Le conte des frères Grimm a rarement reçu un traitement louable au cinéma. S'il s'était servi de leur univers pour élaborer un discours sur la lubie, Terry Gilliam n'avait, avec son
Brothers Grimm, que ratissé un sujet qui était rapidement tombé à l'eau sous le poids des attentes et d'un grotesque qui avait déplu à la majorité des cinéphiles. Pourtant, le film de Gilliam n'est pas étranger à la démarche du cinéaste coréen Yim Pil-Sung qui renoue avec les anciens récits germaniques dans l'espoir d'y fonder un discours contemporain sur l'enfance et ses mécanismes de défense (chose que Del Toro avait merveilleusement réussie avec son
Pan's Labyrinth). Ainsi, ce
Hansel & Gretel coréen raconte l'arrivée d'un adulte, Eun-Soo, dans une étrange maison. À la suite d'un accident de la route - il se dirigeait chez sa mère gravement malade - notre homme se réveille au creux d'une forêt inquiétante dans laquelle il se voit guider vers un refuge par une jeune fille à la robe rouge et à l'antique lanterne. Sorte de premier pastiche à l'univers des Grimm, le petit clin d'oeil annonce d'emblée l'entrée dans un monde complètement rose bonbon et au kitch extravagant. Peu après son arrivée, Eun-Soo rencontrera les deux autres enfants d'une famille drôlement accueillante (les parents sont tenus en esclavage par les enfants). Alors que tout cloche et rien ne semble légitime par cet excès de bonté et de classicisme folklorique (les beaux éclairages, les beaux costumes, les beaux maquillages, les beaux accessoires, etc.), Pil-Sung nous entraîne dans un conte de fées fondé sur le malaise et sur la reprise des grands canons de l'art de conter, et surtout de son rapport à l'enfance.
En effet,
Hansel & Gretel s'identifie rapidement comme le récit des enfants dans un monde où ceux-ci ne seraient jamais parvenus à sortir de la forêt. Pour faire vite, l'histoire des frères Grimm allait comme suit: deux enfants sont maltraités par leurs parents et par deux fois ils sont expulsés de la maison familiale. Une fois rendue en forêt, ils parsèment des petits bouts de pain derrière eux pour retrouver leur chemin (un animal mangera le pain), atterrissent ensuite dans la maison en pain d'épices d'une vilaine sorcière. La soeur est forcée à cuisiner pour faire engraisser le garçon qui, une fois prêt à être dégusté, sert d'appât à la sorcière qui tombe dans le panneau et termine brûlée dans son propre four. Fin. Pil-Sung commence cependant son conte en supposant que les enfants seraient restés prisonniers de la maison, encore incapables de retrouver leur chemin et ainsi, forcés à créer de toutes pièces un imaginaire familial qui leur permettrait de survivre et de rester jeunes par manque de parent (sans parent, ils ne peuvent trouver modèles, donc atteindre la maturité). Si le film joue incroyablement bien la corde raide de la quête parentale, c'est tout d'abord grâce à la remise en contexte de l'abandon des enfants dans le contexte contemporain des explosions de natalité en Asie. Orphelins parmi tant d'autres, les enfants font partie d'un orphelinat où des impressions de prostitution, d'esclavage et de torture infantile suggèrent, en fin de récit, un retournement des rôles en faisant des adultes le plus grand ennemi d'enfants-démons (puisque magiques et interprétés comme antagonistes à Eun-Soo tout au long du récit). Pourchassés par un curieux personnage (qui retient facilement les airs du curé-assassin de
Night of the Hunter - inutile cependant d'approfondir l'hommage uniquement narratif), ils trouveront l'occasion de prouver à notre héros bien méfiant leur bonté tout innocente et leur désir maladif d'avoir des parents honnêtes et aimants.

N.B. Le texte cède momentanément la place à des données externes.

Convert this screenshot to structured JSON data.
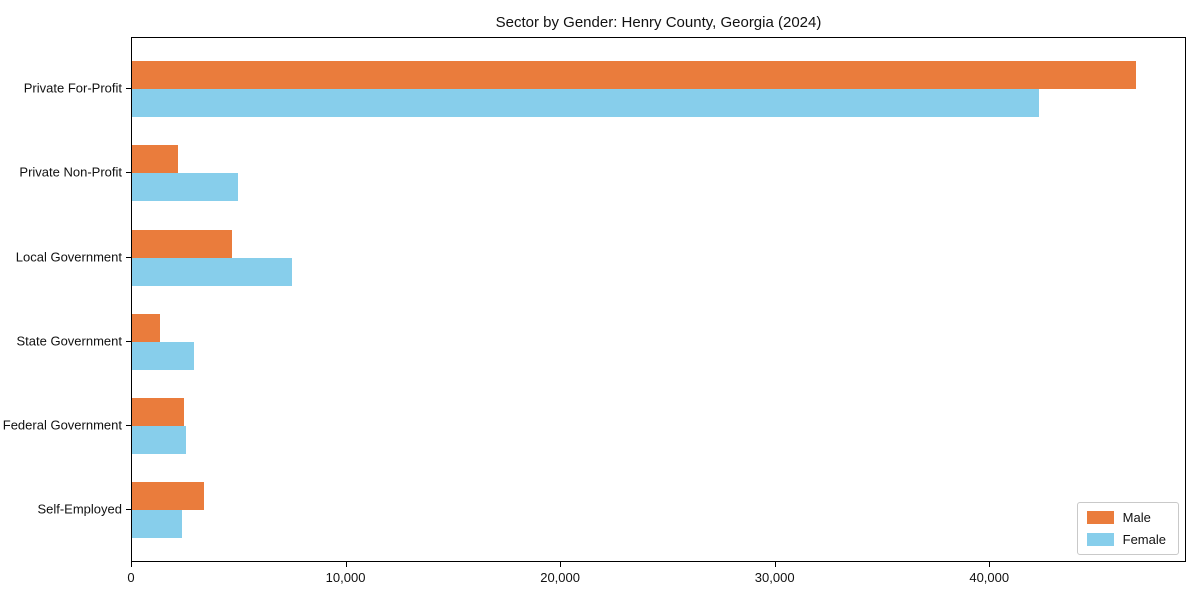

Cachés dans l'ombre lorsqu'ils reprennent leur véritable forme (donc l'âge adulte), ces vieux enfants craignent le regard de Eun-Soo et craignent son départ en espérant avoir trouvé en sa personne la figure paternelle qui leur aura toujours été refusée. Dissimulée derrière des rideaux de clairs-obscurs volontairement « artificialisé », une aura de kitch s'empare des scènes d'épouvantes ici renversées dans un conte pour enfants corrompu par l'unique regard - celui de la méfiance - que nous pouvons lui accorder. Parce que trop coloré, trop bien composé, interprété dans le seul registre du sourire et des politesses, Pil-Sung surfait l'esthétique de son film tourné dans une maison de pain d'épice esthétique bourrée de trouvailles et de gratuités cinématographiques « sucrées » tantôt plaisantes, tantôt forcées. Au fur et à mesure que le réel se réalise pour ces enfants, que les fantômes du passé les rattrapent et qu'ils affrontent ce désir de conserver à jamais l'enfantillage comme dogme, l'univers de
Hansel & Gretel vire au gris et à l'obscurité. La colère des enfants s'accentue, leurs colères s'avèrent de plus en plus mortelles (dont une curieuse métamorphose en poupée de porcelaine) et la mise en scène perd peu à peu de son lustre dynamique en s'ancrant dans des plans fixes déformés, visuellement tourmentés. C'est ainsi que les jeunes diables deviendront de vieux innocents, que les élans de
travellings et de zooms rapides ralentiront et resteront, à défaut d'être originale, les causes d'une finale mal bouclée et malheureusement moins rigoureuse sur le plan esthétique.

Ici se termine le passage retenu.